Carey rancher John Peavey said the decision is unnecessary. Curtailing wells 60 miles from Hagerman will take thousands of years to have an effect, he said.

"We’re threatened," he said. "I think something is going to happen. It’s unthinkable to dry up 3 or 4 million acres of farm land for two or three hatcheries." Peavey and his wife, Diane, have a winter ranch in Kimama near Burley. The ranch could be affected by the water decision, Peavey said.

However, it is unclear how many wells will be affected. Lynn Tominaga, director of the Idaho Ground Water Appropriators, said an estimated 111,000 irrigated acres could be affected if the wells are shut off.

According to IDWR spokesman Dick Larson, a minimum of 25 dairies, 15 municipalities, "quite a few ranches," potato producers, golf courses, a monastery and several churches will be affected by the department’s decision.

"There’s a wide variety," he said. "Everybody falls under the net of that priority date."

To avoid curtailment, North Snake and Magic Valley groundwater districts must devise a plan that would boost flows to a Hagerman fish hatchery. The plan must be approved by April 1 and must provide Rangen Inc., the Hagerman fish hatchery, with 16,000 acre feet of replacement water that meets fish production water quality standards, or 53,000 acre feet of surface irrigation water for aquifer recharge.

If the April 1 deadline is not met, groundwater will be curtailed until a replacement water plan is approved.

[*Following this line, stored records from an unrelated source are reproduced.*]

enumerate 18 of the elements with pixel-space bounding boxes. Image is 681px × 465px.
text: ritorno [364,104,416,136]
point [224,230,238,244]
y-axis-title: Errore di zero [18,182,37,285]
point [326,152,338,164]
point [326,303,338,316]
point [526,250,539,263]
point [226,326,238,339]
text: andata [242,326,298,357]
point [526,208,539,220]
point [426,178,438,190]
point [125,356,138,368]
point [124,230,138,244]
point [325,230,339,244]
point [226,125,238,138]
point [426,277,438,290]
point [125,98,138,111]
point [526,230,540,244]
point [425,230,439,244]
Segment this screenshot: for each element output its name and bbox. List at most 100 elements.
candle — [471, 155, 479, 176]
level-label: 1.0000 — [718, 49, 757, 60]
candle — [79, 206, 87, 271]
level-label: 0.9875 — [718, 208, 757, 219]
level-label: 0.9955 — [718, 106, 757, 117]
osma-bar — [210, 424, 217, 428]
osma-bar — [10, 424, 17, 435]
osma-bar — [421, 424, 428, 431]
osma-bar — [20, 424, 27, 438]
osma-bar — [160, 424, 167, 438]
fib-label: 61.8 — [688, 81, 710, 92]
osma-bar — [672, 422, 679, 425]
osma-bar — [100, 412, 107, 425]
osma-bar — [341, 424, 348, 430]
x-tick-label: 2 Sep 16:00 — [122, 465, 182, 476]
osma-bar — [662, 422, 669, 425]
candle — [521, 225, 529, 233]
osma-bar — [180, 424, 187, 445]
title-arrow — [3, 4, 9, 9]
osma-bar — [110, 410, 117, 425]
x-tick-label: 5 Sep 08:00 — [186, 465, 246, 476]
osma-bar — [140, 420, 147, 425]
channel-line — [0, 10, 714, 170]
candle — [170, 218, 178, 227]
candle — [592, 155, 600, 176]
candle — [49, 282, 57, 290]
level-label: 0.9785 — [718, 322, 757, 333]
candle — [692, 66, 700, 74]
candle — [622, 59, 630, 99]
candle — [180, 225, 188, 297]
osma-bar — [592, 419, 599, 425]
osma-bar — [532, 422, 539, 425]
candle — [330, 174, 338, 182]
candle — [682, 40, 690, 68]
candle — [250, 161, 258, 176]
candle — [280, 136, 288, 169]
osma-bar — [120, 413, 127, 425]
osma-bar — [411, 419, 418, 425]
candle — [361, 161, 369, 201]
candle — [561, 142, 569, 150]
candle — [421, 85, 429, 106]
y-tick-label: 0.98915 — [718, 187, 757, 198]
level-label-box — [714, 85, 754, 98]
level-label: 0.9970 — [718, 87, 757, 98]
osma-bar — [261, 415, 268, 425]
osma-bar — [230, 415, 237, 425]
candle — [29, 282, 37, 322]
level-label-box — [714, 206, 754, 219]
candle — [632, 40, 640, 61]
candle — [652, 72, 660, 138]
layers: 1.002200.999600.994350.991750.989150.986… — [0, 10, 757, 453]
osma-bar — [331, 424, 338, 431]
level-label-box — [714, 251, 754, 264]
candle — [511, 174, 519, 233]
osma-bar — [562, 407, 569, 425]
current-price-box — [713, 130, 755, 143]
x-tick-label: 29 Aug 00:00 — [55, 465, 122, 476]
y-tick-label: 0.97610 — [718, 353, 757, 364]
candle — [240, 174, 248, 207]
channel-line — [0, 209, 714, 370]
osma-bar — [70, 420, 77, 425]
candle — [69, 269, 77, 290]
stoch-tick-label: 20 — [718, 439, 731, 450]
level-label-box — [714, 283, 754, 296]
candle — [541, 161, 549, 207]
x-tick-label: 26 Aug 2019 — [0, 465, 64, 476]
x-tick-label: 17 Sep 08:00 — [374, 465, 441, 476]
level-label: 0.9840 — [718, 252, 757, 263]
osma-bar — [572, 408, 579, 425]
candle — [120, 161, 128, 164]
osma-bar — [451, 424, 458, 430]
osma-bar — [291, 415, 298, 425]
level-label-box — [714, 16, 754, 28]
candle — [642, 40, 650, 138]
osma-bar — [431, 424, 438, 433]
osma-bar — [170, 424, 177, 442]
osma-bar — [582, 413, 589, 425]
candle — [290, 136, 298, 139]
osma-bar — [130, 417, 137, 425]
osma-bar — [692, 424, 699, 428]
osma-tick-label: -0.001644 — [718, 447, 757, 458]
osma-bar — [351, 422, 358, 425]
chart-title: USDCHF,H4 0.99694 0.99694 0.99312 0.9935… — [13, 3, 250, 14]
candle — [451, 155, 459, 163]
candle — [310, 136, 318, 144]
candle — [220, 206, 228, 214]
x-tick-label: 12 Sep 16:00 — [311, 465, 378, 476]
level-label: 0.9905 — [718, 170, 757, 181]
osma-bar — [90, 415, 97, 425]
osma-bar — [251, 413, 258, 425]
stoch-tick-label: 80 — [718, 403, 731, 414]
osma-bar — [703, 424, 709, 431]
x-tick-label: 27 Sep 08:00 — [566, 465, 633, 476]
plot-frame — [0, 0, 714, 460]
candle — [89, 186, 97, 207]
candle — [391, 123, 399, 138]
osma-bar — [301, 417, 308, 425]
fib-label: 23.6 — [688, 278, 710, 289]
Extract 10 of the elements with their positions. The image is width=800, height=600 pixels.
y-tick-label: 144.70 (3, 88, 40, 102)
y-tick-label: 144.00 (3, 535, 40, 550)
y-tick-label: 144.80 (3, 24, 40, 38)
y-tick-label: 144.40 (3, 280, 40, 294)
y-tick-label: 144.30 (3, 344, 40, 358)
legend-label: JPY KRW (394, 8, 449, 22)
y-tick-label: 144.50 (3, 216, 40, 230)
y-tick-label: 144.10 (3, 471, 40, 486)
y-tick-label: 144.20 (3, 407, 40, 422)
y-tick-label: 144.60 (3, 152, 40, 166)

Dreher determined that Rangen's affected water right was short by 16,000 acre feet in 2003.

If districts cannot provide the replacement water through conservation, shutting down the wells would result in an increase of 53,000 acre feet of water recharge in the Hagerman Valley area.

"Trying to come up with that amount of water in a short amount of time is going to be a hardship," Tominaga said, adding that groundwater users are continuing negotiations with Hagerman Valley spring users to avoid well curtailment.

A number of factors have been blamed for the spring shortages, including changes from flood to sprinkler irrigation, development of wells and drought. The only certainties are that the Snake River Plain Aquifer has been significantly altered, and the department’s decision follows four years of drought.

Central Idaho’s lost rivers—the Big Lost, Little Lost, Birch Creek and Camas Creek—as well as the upper Snake River and Henry’s Fork River are some of the aquifer’s significant charging points. The lost rivers only flow into the sink in the Arco Desert, between Howe and Mud Lake, on very wet years. Also, the Snake River is strapped with dams that have changed the way it exchanges water with the aquifer.

At the same time, irrigation canals ferry water to the desert farmlands, where some unused water seeps into the aquifer. Additionally, irrigation and municipal wells are tapping the aquifer.

Peavey said IDWR is looking too far away from the problem to attempt solving it. He said buying water from farms and dairies on the plain near Hagerman could have favorable results.

"That would have a very immediate and very dramatic effect on the stream flows at Hagerman," he said.

The Snake River Plain Aquifer is one of the largest aquifers on earth and extends for 12,000 square miles beneath the Snake River Plain. It is fed primarily on its northern and eastern peripheries, from the mountains of Central Idaho and the eastern edge of the Yellowstone Plateau. The Snake River flows along the southern margin of the plain, fed by tributaries flowing out of the mountains on the south and east sides of the plain.

The aquifer primarily discharges in two locations: Near American Falls Reservoir the aquifer empties through springs at about 2,600 cubic feet per second, and near Hagerman at about 5,200 cubic feet per second.